Man hatte Wachen im Observatorium aufgestellt. Die nächsten drei Tage und Nächte verbrachte ich ununterbrochen auf dem Dach des >Poliorama< mit nur kurzen Unterbrechungen, wenn ich über die Straße zum Hotel lief, um meine Mahlzeiten einzunehmen. Ich war nicht in Gefahr und litt nur unter Hunger und Langeweile, aber dennoch war es einer der unerträglichsten Abschnitte meines ganzen Lebens. Ich glaube kaum, ein Erlebnis könnte übler sein, eine größere Enttäuschung bringen oder schließlich auch nervenaufreibender sein als jene bösen Tage des Straßenkampfes.
Ich saß auf dem Dach und wunderte mich über die Unsinnigkeit der ganzen Sache. Aus den kleinen Fenstern im Observatorium konnte man kilometerweit im Umkreis sehen: Blick über Blick auf hohe, schlanke Gebäude, Glaskuppeln und phantastisch gewellte Dächer mit leuchtend grünen, kupferfarbenen Ziegeln. Nach Osten hinüber sah man das glitzernde blassblaue Meer. Es war mein erster Blick auf das Meer seit meiner Ankunft in Spanien. Die ganze riesige Stadt mit zwei Millionen Menschen war in eine Art gewaltsamer Trägheit verfallen, einen Alpdruck unbeweglichen Lärms. Die sonnendurchfluteten Straßen waren völlig leer. Es ereignete sich nichts, nur die Kugeln schwirrten zwischen den Barrikaden und den mit Sandsäcken verstellten Fenstern umher. In den Straßen bewegte sich kein Fahrzeug. Hier und da standen die Straßenbahnen bewegungslos auf der Rambla, wo die Fahrer hinausgesprungen waren, als die Kämpfe begannen. Dauernd aber schallte der teuflische Lärm von Tausenden von Steinbauten zurück, lief im Kreise umher wie ein tropischer Regen. Krach-krach, ratt-tatt-tatt dröhnte es - manchmal starb der Lärm bis auf einzelne Schüsse ab, manchmal steigerte er sich zu einem ohrenbetäubenden Gewehrfeuer. Aber er endete nie, solange das Tageslicht anhielt, und begann wieder pünktlich mit der folgenden Morgendämmerung.
Was sich, zum Teufel, eigentlich ereignete, wer gegen wen kämpfte und wer gewann, konnte man zunächst nur schwer feststellen.
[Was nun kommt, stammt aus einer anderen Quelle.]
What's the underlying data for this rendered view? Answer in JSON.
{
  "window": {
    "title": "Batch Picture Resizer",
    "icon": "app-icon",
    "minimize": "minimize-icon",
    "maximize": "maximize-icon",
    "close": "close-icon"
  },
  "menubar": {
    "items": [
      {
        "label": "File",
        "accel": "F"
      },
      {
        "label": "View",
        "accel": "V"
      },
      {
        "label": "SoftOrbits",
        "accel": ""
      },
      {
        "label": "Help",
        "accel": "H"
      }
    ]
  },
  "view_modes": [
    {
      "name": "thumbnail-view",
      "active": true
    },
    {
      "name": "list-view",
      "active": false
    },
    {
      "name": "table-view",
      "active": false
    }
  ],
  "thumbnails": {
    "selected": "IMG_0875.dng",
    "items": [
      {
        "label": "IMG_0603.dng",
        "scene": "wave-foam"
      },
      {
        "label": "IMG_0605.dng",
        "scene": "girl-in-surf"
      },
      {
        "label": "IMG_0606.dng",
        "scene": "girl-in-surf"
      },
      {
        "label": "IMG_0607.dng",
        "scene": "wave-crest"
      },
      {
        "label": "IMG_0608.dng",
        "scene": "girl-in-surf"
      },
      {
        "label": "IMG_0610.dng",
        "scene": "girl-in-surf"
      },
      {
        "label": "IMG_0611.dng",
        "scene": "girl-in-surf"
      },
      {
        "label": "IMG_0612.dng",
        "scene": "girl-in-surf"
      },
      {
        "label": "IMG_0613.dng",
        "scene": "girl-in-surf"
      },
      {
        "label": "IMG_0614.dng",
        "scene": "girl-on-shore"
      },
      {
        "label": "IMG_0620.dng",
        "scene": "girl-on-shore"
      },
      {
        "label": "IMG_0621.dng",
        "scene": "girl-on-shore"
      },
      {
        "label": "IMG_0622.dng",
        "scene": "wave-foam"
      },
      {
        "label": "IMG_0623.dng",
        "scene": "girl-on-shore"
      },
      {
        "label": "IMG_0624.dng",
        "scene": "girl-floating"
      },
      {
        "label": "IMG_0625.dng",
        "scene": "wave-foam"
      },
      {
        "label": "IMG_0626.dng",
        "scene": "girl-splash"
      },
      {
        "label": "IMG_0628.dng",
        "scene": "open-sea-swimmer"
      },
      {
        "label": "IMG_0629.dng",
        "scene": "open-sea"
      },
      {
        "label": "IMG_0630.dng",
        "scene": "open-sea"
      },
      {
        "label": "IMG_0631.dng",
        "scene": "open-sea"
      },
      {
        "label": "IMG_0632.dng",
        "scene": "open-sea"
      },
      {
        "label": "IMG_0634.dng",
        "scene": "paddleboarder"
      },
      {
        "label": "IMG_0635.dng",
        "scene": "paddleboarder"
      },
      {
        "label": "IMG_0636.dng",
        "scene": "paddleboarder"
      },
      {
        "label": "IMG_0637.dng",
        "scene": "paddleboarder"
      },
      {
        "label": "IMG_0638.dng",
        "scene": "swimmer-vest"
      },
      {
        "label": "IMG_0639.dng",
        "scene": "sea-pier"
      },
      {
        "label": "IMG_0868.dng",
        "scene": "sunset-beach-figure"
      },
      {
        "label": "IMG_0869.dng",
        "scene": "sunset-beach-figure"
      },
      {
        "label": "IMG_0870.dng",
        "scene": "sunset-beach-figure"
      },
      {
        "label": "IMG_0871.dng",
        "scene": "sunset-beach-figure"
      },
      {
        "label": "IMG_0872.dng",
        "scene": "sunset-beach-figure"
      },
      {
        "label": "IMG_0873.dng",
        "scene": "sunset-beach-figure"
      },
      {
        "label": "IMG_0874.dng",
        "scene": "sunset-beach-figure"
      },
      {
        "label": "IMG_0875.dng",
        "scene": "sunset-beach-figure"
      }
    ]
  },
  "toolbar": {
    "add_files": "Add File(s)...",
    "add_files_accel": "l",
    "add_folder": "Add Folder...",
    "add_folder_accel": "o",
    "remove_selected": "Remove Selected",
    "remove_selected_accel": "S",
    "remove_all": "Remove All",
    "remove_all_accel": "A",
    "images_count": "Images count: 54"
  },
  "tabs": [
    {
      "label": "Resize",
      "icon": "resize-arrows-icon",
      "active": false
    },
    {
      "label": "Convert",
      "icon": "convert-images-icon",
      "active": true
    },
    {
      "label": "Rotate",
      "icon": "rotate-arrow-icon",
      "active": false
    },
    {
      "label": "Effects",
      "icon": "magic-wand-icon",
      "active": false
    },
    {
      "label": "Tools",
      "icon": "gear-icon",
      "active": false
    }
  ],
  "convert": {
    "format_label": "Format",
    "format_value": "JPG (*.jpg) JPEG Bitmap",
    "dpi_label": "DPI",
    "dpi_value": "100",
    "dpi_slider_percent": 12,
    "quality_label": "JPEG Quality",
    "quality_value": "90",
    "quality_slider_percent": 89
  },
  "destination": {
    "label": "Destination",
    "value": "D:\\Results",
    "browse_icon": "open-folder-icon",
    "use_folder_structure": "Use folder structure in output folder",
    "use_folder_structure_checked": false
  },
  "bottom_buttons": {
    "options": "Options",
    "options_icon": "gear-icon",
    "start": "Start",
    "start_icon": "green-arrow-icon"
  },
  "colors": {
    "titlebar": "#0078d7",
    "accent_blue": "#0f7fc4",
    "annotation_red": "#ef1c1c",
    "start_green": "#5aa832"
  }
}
Die Einwohner von Barcelona sind an Straßenkämpfe gewöhnt und kennen die örtlichen Gegebenheiten so gut, dass sie durch einen bestimmten Instinkt wissen, welche politische Partei diese oder jene Straße oder Bauten halten wird. Ein Ausländer ist hoffnungslos im Nachteil. Als ich vom Observatorium hinunterschaute, konnte ich begreifen, dass die Rambla, eine der Hauptstraßen der Stadt, gewissermaßen die Trennungslinie bildete. Die Stadtviertel der Arbeiterklasse rechts von der Rambla waren vollständig in Händen der Anarchisten. Links der Rambla spielte sich in den unübersichtlichen Nebenstraßen ein verwirrender Kampf ab, aber auf dieser Seite übten die P.S.U.C. und die Zivilgarde mehr oder weniger die Kontrolle aus. Oben, an unserem Ende der Rambla, rund um die Plaza de Cataluna war die Lage so kompliziert, dass niemand sich auskennen konnte, wenn nicht jedes Gebäude eine Parteifahne gehisst hätte. Das Hauptwahrzeichen war das Hotel >Colon<, das Hauptquartier des P.S.U.C., das die Plaza de Cataluna beherrschte. In einem Fenster in der Nähe des vorletzten O in der großen Aufschrift >Hotel Colon<, die sich über die ganze Front erstreckte, hatte man ein Maschinengewehr aufgebaut, das den ganzen Platz mit tödlicher Wirkung bestreichen konnte. Hundert Meter rechts von uns die Rambla hinunter hielt die J.S.U., der Jugendverband der P.S.U.C. (die Parallele zur Jungen Kommunistischen Liga in England), ein großes Kaufhaus besetzt, dessen von Sandsäcken geschützte Seitenfenster unserem Observatorium gegenüberlagen. Sie hatten ihre große Fahne eingeholt und die katalonische Nationalflagge aufgezogen. Auf dem Telefonamt, dem Ausgangspunkt der Unruhen, wehten die katalonische Nationalflagge und die anarchistische Flagge Seite an Seite. Man hatte dort einen zeitweiligen Kompromiss geschlossen: das Amt arbeitete ohne Unterbrechung, und aus dem Gebäude wurde nicht geschossen.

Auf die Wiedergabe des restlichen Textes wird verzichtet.